We have seen ISIL attacks in Tunisia, Ankara, Sinai and elsewhere around the world, including on British citizens, most recently in Paris, as well as plots to commit murder on our own streets. ISIL poses a very direct threat to the United Kingdom, which is why we need to work with the international coalition to degrade and destroy ISIL in Iraq and why we need to consider what more we can do to deal with its headquarters and heartland in Syria, from where this threat comes.
Given that ISIL is using its base in Syria to plan attacks on the UK, does the Secretary of State agree that it is absolutely absurd to restrict the British armed forces to acting only in Iraq, and not to empower them to act against those who threaten Britain and who are based in Syria?
I agree that there is a compelling case for us to do more in Syria, not least because it is illogical to tackle ISIL only in Iraq.

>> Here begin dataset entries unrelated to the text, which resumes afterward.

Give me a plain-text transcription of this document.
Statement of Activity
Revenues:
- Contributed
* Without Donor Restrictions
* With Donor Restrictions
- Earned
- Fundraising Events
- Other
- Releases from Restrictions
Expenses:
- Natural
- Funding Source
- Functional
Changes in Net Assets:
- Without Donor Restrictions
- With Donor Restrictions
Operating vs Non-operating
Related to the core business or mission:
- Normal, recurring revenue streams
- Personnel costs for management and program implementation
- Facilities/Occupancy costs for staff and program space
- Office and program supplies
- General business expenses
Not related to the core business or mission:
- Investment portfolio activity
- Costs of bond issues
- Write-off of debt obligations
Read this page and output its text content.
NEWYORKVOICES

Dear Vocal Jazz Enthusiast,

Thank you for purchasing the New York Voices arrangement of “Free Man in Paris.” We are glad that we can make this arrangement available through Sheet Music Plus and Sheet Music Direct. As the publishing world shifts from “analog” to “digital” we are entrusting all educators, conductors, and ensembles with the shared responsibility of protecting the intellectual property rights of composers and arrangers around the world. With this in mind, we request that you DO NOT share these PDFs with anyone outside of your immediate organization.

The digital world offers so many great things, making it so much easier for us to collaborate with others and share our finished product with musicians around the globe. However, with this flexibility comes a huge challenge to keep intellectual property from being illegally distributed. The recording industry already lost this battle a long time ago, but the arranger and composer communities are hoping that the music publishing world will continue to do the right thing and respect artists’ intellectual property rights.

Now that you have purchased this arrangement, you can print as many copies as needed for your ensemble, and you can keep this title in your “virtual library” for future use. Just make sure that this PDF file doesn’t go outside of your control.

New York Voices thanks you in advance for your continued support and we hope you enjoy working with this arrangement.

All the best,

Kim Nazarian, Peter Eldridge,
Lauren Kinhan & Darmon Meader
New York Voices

Those borders are meaningless to that organisation. As the Prime Minister has said, we must tackle the head of the snake in Raqqa, and we will be making our case to the House and to the country, starting with his response to the Foreign Affairs Committee report later this week.

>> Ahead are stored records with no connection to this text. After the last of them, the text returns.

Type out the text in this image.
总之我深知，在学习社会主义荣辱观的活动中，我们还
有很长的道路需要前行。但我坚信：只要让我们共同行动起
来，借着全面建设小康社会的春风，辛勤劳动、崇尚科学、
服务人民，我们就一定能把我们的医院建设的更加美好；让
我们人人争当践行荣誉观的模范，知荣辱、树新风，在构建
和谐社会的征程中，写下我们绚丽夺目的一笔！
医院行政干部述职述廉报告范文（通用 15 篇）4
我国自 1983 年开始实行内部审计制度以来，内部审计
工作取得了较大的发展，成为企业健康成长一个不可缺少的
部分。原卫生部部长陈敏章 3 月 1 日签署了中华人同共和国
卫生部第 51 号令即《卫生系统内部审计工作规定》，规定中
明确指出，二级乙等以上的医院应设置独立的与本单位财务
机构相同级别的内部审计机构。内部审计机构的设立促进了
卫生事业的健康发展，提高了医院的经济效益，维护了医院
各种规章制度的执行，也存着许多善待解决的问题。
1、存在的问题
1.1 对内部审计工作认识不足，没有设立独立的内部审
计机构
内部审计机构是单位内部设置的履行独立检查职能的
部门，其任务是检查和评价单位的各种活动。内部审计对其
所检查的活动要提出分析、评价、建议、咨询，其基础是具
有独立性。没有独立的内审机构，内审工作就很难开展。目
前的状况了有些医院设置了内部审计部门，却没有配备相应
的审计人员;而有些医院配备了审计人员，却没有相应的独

When major cities such as London are targets of terrorism, how is the Secretary of State collaborating with the Home Office to deal with out-of-London areas, including the shopping areas in constituencies such as mine, which could easily be under just as much threat as central London?

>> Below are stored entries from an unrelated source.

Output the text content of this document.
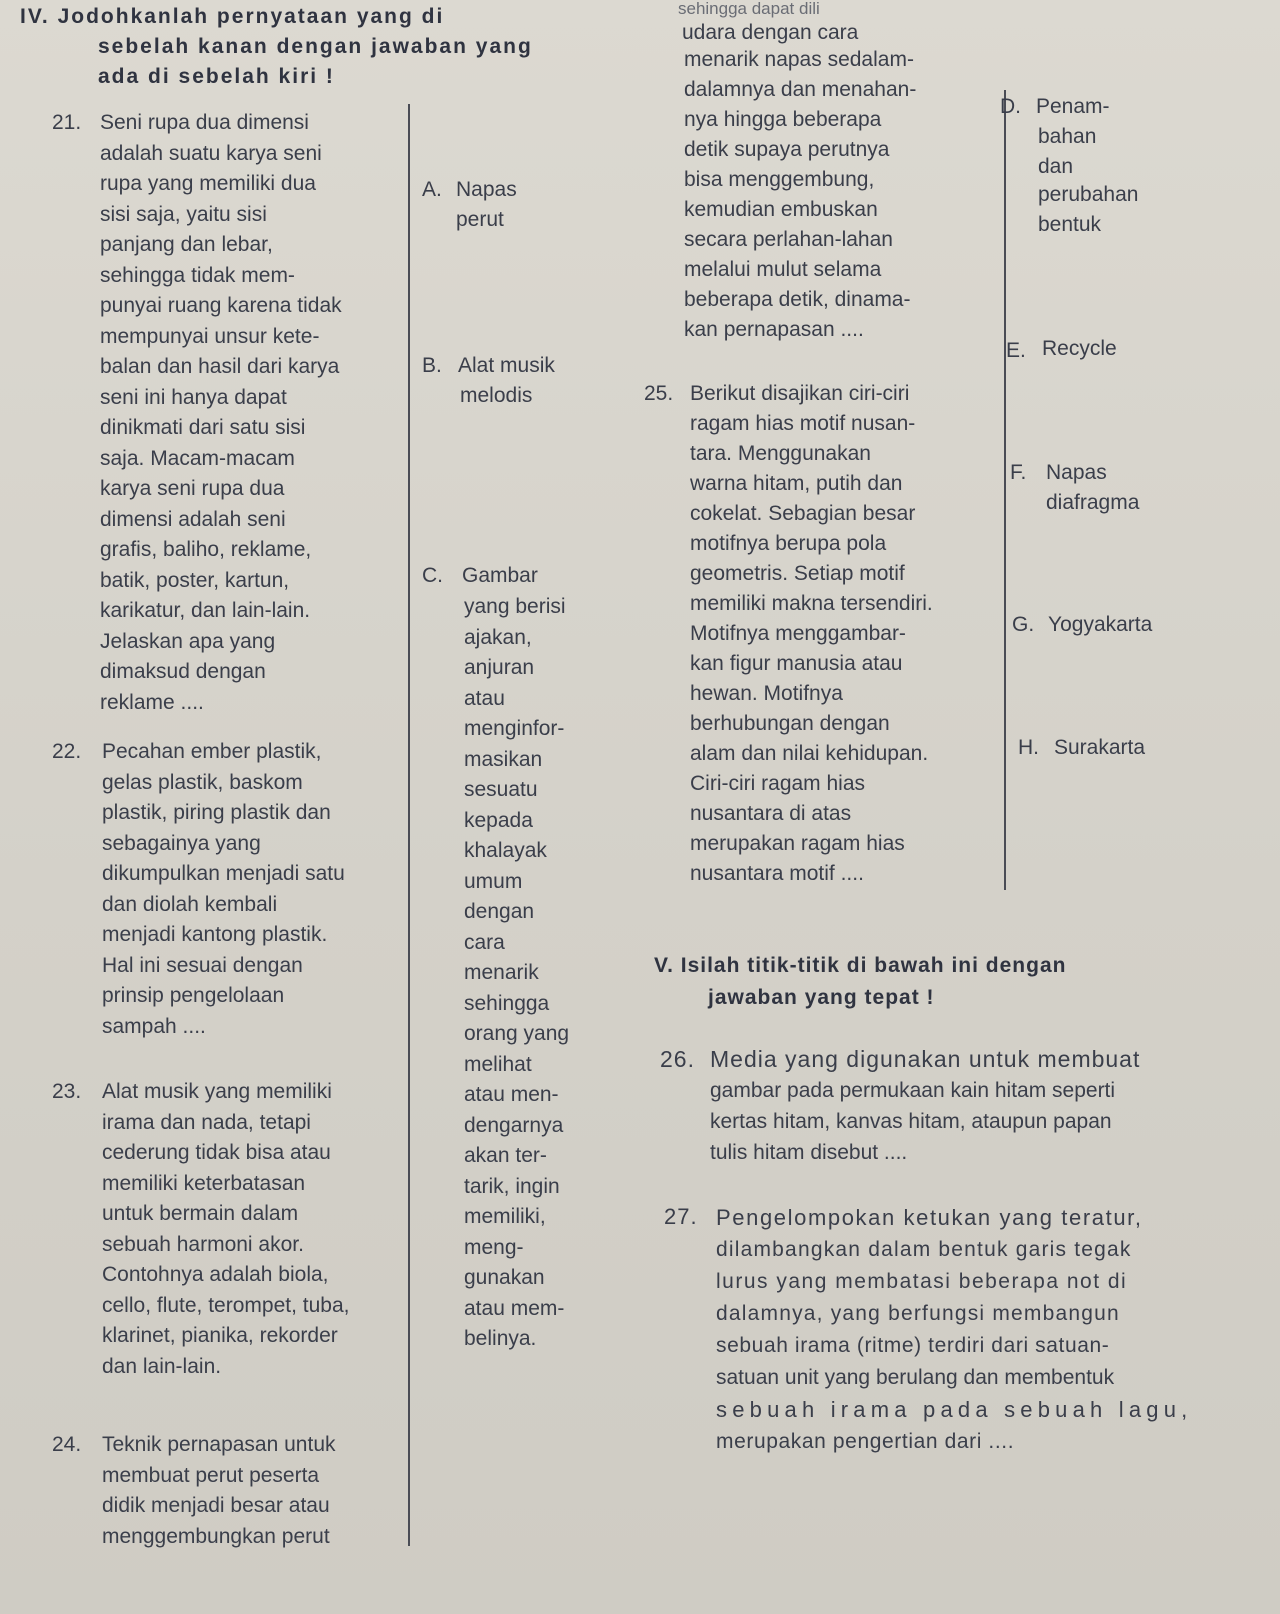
IV. Jodohkanlah pernyataan yang di
sebelah kanan dengan jawaban yang
ada di sebelah kiri !

sehingga dapat dili

udara dengan cara

21. Seni rupa dua dimensi
adalah suatu karya seni
rupa yang memiliki dua
sisi saja, yaitu sisi
panjang dan lebar,
sehingga tidak mem-
punyai ruang karena tidak
mempunyai unsur kete-
balan dan hasil dari karya
seni ini hanya dapat
dinikmati dari satu sisi
saja. Macam-macam
karya seni rupa dua
dimensi adalah seni
grafis, baliho, reklame,
batik, poster, kartun,
karikatur, dan lain-lain.
Jelaskan apa yang
dimaksud dengan
reklame ....
22. Pecahan ember plastik,
gelas plastik, baskom
plastik, piring plastik dan
sebagainya yang
dikumpulkan menjadi satu
dan diolah kembali
menjadi kantong plastik.
Hal ini sesuai dengan
prinsip pengelolaan
sampah ....
23. Alat musik yang memiliki
irama dan nada, tetapi
cederung tidak bisa atau
memiliki keterbatasan
untuk bermain dalam
sebuah harmoni akor.
Contohnya adalah biola,
cello, flute, terompet, tuba,
klarinet, pianika, rekorder
dan lain-lain.
24. Teknik pernapasan untuk
membuat perut peserta
didik menjadi besar atau
menggembungkan perut
A. Napas
perut
B. Alat musik
melodis
C. Gambar
yang berisi
ajakan,
anjuran
atau
menginfor-
masikan
sesuatu
kepada
khalayak
umum
dengan
cara
menarik
sehingga
orang yang
melihat
atau men-
dengarnya
akan ter-
tarik, ingin
memiliki,
meng-
gunakan
atau mem-
belinya.
menarik napas sedalam-
dalamnya dan menahan-
nya hingga beberapa
detik supaya perutnya
bisa menggembung,
kemudian embuskan
secara perlahan-lahan
melalui mulut selama
beberapa detik, dinama-
kan pernapasan ....
25. Berikut disajikan ciri-ciri
ragam hias motif nusan-
tara. Menggunakan
warna hitam, putih dan
cokelat. Sebagian besar
motifnya berupa pola
geometris. Setiap motif
memiliki makna tersendiri.
Motifnya menggambar-
kan figur manusia atau
hewan. Motifnya
berhubungan dengan
alam dan nilai kehidupan.
Ciri-ciri ragam hias
nusantara di atas
merupakan ragam hias
nusantara motif ....
D. Penam-
bahan
dan
perubahan
bentuk
E. Recycle
F. Napas
diafragma
G. Yogyakarta
H. Surakarta
V. Isilah titik-titik di bawah ini dengan
jawaban yang tepat !
26. Media yang digunakan untuk membuat
gambar pada permukaan kain hitam seperti
kertas hitam, kanvas hitam, ataupun papan
tulis hitam disebut ....
27. Pengelompokan ketukan yang teratur,
dilambangkan dalam bentuk garis tegak
lurus yang membatasi beberapa not di
dalamnya, yang berfungsi membangun
sebuah irama (ritme) terdiri dari satuan-
satuan unit yang berulang dan membentuk
sebuah irama pada sebuah lagu,
merupakan pengertian dari ....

We work closely with the Home Office, particularly on counter-terrorism and on providing assistance to back up civil capacity. We have 5,000 troops trained and ready to support armed police officers at 24 hours’ notice, and we will be increasing that number shortly. In the end, we can guarantee the safety of the United Kingdom only by defeating ISIL in Iraq and Syria, and I hope that my hon. Friend shares the new confidence of the Chairman of his Committee that the Committee’s conditions can be met following the murders on the streets of Paris.
The Secretary of State will be aware of the concept in international law that when a sovereign state is unable or unwilling to take action against a non-state actor carrying out acts of aggression from its territory, there may be a justification for action. To what extent does he think that that applies to Daesh, and what comparisons would he draw between this situation and the operation of the Taliban in Afghanistan when it was supporting al-Qaeda?
The hon. Gentleman is absolutely correct to say that there is already a clear legal basis for military action against ISIL in Syria which does not require a United Nations resolution. None the less, I hope he will welcome UN Security Council resolution 2249, which provides clear and unanimous political endorsement by the entire international community for the military action already being taken by the counter-ISIL coalition.
The Government are not turning a blind eye. On the contrary, we are doing our best to interdict those supplies of oil and to stop ISIL selling its oil on the international market. I have discussed this with Syria’s neighbours. We also need to stop ISIL selling its oil to the Syrian regime itself.